Former credit union employee remanded in custody after stealing €400,000

Accused stole the money from 29 accounts of relatives and deceased members of Synergy Credit Union in North Cork over a seven-year period, court hears

Moira Coughlan (55), a native of Mitchelstown, but living at the Stables, Mineville, Knocknahorgan, Sallybrook, Glanmire, Co Cork, admitted a total of 592 offences. Photograph: Alan Betson / THE IRISH TIMES

Moira Coughlan (55), a native of Mitchelstown, but living at the Stables, Mineville, Knocknahorgan, Sallybrook, Glanmire, Co Cork, admitted a total of 592 offences.
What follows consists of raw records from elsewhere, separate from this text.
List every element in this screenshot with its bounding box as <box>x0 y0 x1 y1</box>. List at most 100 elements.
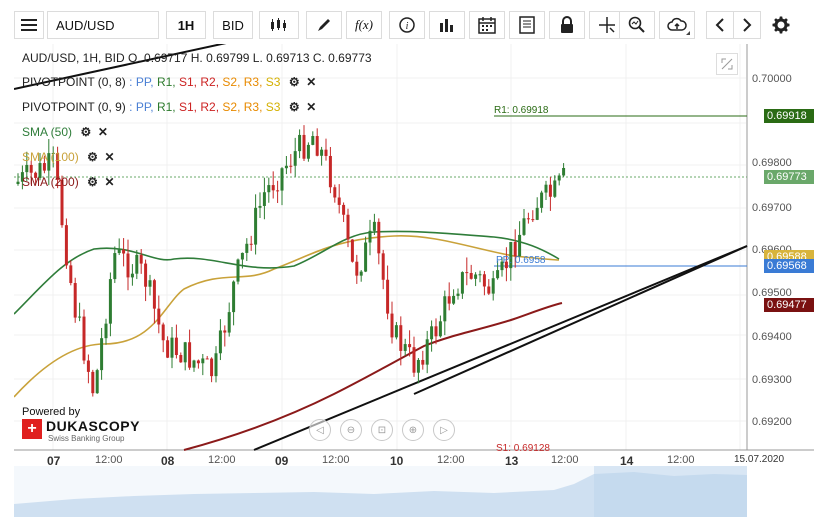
candle-body <box>381 253 385 280</box>
r3-level: R3, <box>243 75 263 89</box>
indicators-button[interactable]: f(x) <box>346 11 382 39</box>
zoom-out-button[interactable]: ⊖ <box>340 419 362 441</box>
candle-body <box>86 360 90 372</box>
r1-level: R1, <box>156 100 176 114</box>
candle-body <box>359 271 363 276</box>
s3-level: S3 <box>265 75 281 89</box>
close-icon[interactable]: ✕ <box>97 125 108 139</box>
hamburger-icon <box>21 19 37 31</box>
candle-body <box>540 192 544 208</box>
pp-level: : PP, <box>129 75 154 89</box>
candle-body <box>42 163 46 171</box>
nav-left-button[interactable]: ◁ <box>309 419 331 441</box>
candle-body <box>64 225 68 266</box>
close-icon[interactable]: ✕ <box>306 100 317 114</box>
close-icon[interactable]: ✕ <box>104 175 115 189</box>
r2-level: R2, <box>200 100 220 114</box>
gear-icon[interactable]: ⚙ <box>87 175 98 189</box>
gear-icon[interactable]: ⚙ <box>288 100 300 114</box>
candle-body <box>474 274 478 279</box>
candle-body <box>482 274 486 287</box>
settings-button[interactable] <box>767 11 795 39</box>
cloud-upload-icon <box>667 17 687 31</box>
pivot-legend-2: PIVOTPOINT (0, 9) : PP, R1, S1, R2, S2, … <box>22 100 318 114</box>
sma200-legend: SMA (200) ⚙ ✕ <box>22 175 116 189</box>
candle-body <box>47 153 51 171</box>
share-button[interactable] <box>659 11 695 39</box>
trend-line <box>253 245 748 451</box>
candle-body <box>364 242 368 272</box>
candle-body <box>210 358 214 377</box>
y-tick-label: 0.69500 <box>752 287 792 299</box>
gear-icon[interactable]: ⚙ <box>87 150 98 164</box>
info-button[interactable]: i <box>389 11 425 39</box>
r1-price-tag: 0.69918 <box>764 109 814 123</box>
candle-body <box>258 205 262 208</box>
candle-body <box>174 337 178 356</box>
gear-icon[interactable]: ⚙ <box>288 75 300 89</box>
candle-body <box>91 371 95 394</box>
fit-button[interactable]: ⊡ <box>371 419 393 441</box>
scroll-left-button[interactable] <box>706 11 734 39</box>
gear-icon[interactable]: ⚙ <box>80 125 92 139</box>
candle-body <box>254 207 258 245</box>
candle-body <box>108 279 112 324</box>
candle-body <box>29 164 33 173</box>
x-tick-label: 12:00 <box>208 454 236 466</box>
candle-body <box>34 172 38 178</box>
candle-body <box>421 359 425 365</box>
timeframe-label: 1H <box>177 17 195 33</box>
candle-body <box>368 230 372 243</box>
pp-annotation: PP: 0.6958 <box>496 255 546 266</box>
candle-body <box>236 259 240 282</box>
draw-tools-button[interactable] <box>306 11 342 39</box>
ohlc-header: AUD/USD, 1H, BID O. 0.69717 H. 0.69799 L… <box>22 51 372 65</box>
symbol-selector[interactable]: AUD/USD <box>47 11 159 39</box>
candle-body <box>320 149 324 156</box>
candle-body <box>355 261 359 276</box>
candle-body <box>223 330 227 333</box>
powered-by-label: Powered by <box>22 406 81 418</box>
candle-body <box>430 326 434 340</box>
chart-type-button[interactable] <box>259 11 299 39</box>
candle-body <box>522 218 526 235</box>
pivot-legend-1: PIVOTPOINT (0, 8) : PP, R1, S1, R2, S2, … <box>22 75 318 89</box>
navigator-window <box>594 466 747 517</box>
menu-button[interactable] <box>14 11 44 39</box>
candle-body <box>311 136 315 145</box>
expand-button[interactable] <box>716 53 738 75</box>
r1-annotation: R1: 0.69918 <box>494 105 549 116</box>
calendar-button[interactable] <box>469 11 505 39</box>
s1-annotation: S1: 0.69128 <box>496 443 550 454</box>
svg-text:i: i <box>406 21 409 32</box>
candle-body <box>544 184 548 193</box>
close-icon[interactable]: ✕ <box>306 75 317 89</box>
dropdown-caret-icon <box>686 31 690 35</box>
timeframe-selector[interactable]: 1H <box>166 11 206 39</box>
zoom-icon <box>628 16 645 33</box>
y-tick-label: 0.69700 <box>752 202 792 214</box>
zoom-button[interactable] <box>619 11 655 39</box>
candle-body <box>232 281 236 313</box>
y-tick-label: 0.69300 <box>752 374 792 386</box>
scroll-right-button[interactable] <box>733 11 761 39</box>
close-icon[interactable]: ✕ <box>104 150 115 164</box>
candle-body <box>122 249 126 254</box>
y-tick-label: 0.69200 <box>752 416 792 428</box>
candle-body <box>38 163 42 178</box>
sma100-legend: SMA (100) ⚙ ✕ <box>22 150 116 164</box>
lock-button[interactable] <box>549 11 585 39</box>
chart-canvas[interactable] <box>14 44 814 517</box>
side-selector[interactable]: BID <box>213 11 253 39</box>
info-icon: i <box>399 17 415 33</box>
zoom-in-button[interactable]: ⊕ <box>402 419 424 441</box>
price-chart[interactable] <box>14 44 814 517</box>
x-tick-label: 13 <box>505 454 519 468</box>
candle-body <box>509 242 513 269</box>
news-button[interactable] <box>509 11 545 39</box>
fx-label: f(x) <box>354 17 374 32</box>
candle-body <box>298 134 302 152</box>
x-tick-label: 10 <box>390 454 404 468</box>
nav-right-button[interactable]: ▷ <box>433 419 455 441</box>
volume-button[interactable] <box>429 11 465 39</box>
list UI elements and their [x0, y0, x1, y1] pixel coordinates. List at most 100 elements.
Photograph: Alan Betson / THE IRISH TIMES

 

A former North Cork credit union employee has been remanded in custody for sentence after she pleaded guilty to stealing over €400,000 from both family member accounts and accounts of deceased members over a seven-year period.

Moira Coughlan (55), a native of Mitchelstown, but living at the Stables, Mineville, Knocknahorgan, Sallybrook, Glanmire, Co Cork, admitted a total of 592 offences relating to the theft of €407,441.94 from 29 accounts at the Synergy Credit Union in Fermoy.

Ms Coughlan was charged with 251 counts of theft contrary to Section 4 of the Criminal Justice (Theft and Fraud offences) Act 2001, 300 counts of unlawful use of a computer and 41 counts of false accounting contrary to Sections 9 and 10 of the same act between 2009 and September 2016.

Det Sgt James O’Shea told Cork Circuit Criminal Court how Coughlan was the insurance officer at the Synergy Credit Union, which was formed from the merger of a number of local credit unions in North Cork, and is headquartered in Fermoy.

In her capacity as insurance officer, Coughlan had control over the accounts of some 25 deceased members while she also had authority from family members which gave her control over four family accounts at the credit union.

Between 2009 and September 2016, Coughlan moved €1.5 million in unlawful transactions on the family accounts and the accounts of deceased members when they were still in probate and before money was paid out from them, he said.

He said that Coughlan would withdraw money from either a family member’s account or a deceased member’s account and then when payment was due from either, she would switch money from another deceased member’s account to cover up the theft, he said.

The financial officer at Synergy, Marvin Board noticed some unusual activity where money was being withdrawn from one deceased member’s account and when he investigated it, he traced the activity back to Coughlan and Synergy then contacted auditors, Grant Thornton and notified gardaí.

Det Sgt O’Shea said that gardaí arrested Coughlan for questioning about the thefts and fraud on September 19th, 2017. She made immediate admissions and co-operated fully with gardaí before pleading guilty to the offences at the first available opportunity in May this year.

He said that Coughlan told gardaí that she simply was using the money for day-to-day living and they could find no sign of obvious wealth even though she stole €6,000 in 2009, €55,000 in 2010, €61,000 in 2011, €78,500 in 2012, €72,000 in 2013, €46,000 in 2014 and €107,000 in 2016.

Det Sgt O’Shea agreed with Judge Seán Ó Donnabháin that while the prosecution had strong evidence against Coughlan, she had, by her guilty plea, spared the State a lengthy and complex trial and he also confirmed that Coughlan had no previous convictions.

Defence barrister, Patrick O’Riordan BL pleaded for leniency for his client, informing the court that her marriage had broken down and she was now separated as a result of her criminal behaviour, while a psychiatric report showed that she had thoughts of self harm and had received psychiatric treatment.

He said that there was an element of robbing Peter to pay Paul to her offending and she had explained she was spending the money to get positive attention from others and there were several who were willing to benefit from her largesse and the money was now dissipated.

Mr O’Riordan said Coughlan was putting together proposals to repay the money including handing over a €20,000 inheritance and a €15,000 pension while she was also waiting on legal proceedings which could yield up to €200,000 but he asked for an adjournment to allow her put that package together.

But Judge Seán Ó Donnabháin said even if Coughlan managed to repay all the outstanding monies, such was the breach of trust and the fact the fraud went on so long, he could not avoid imposing a custodial sentence and he remanded her in custody to February 8th to allow her come up with compensation.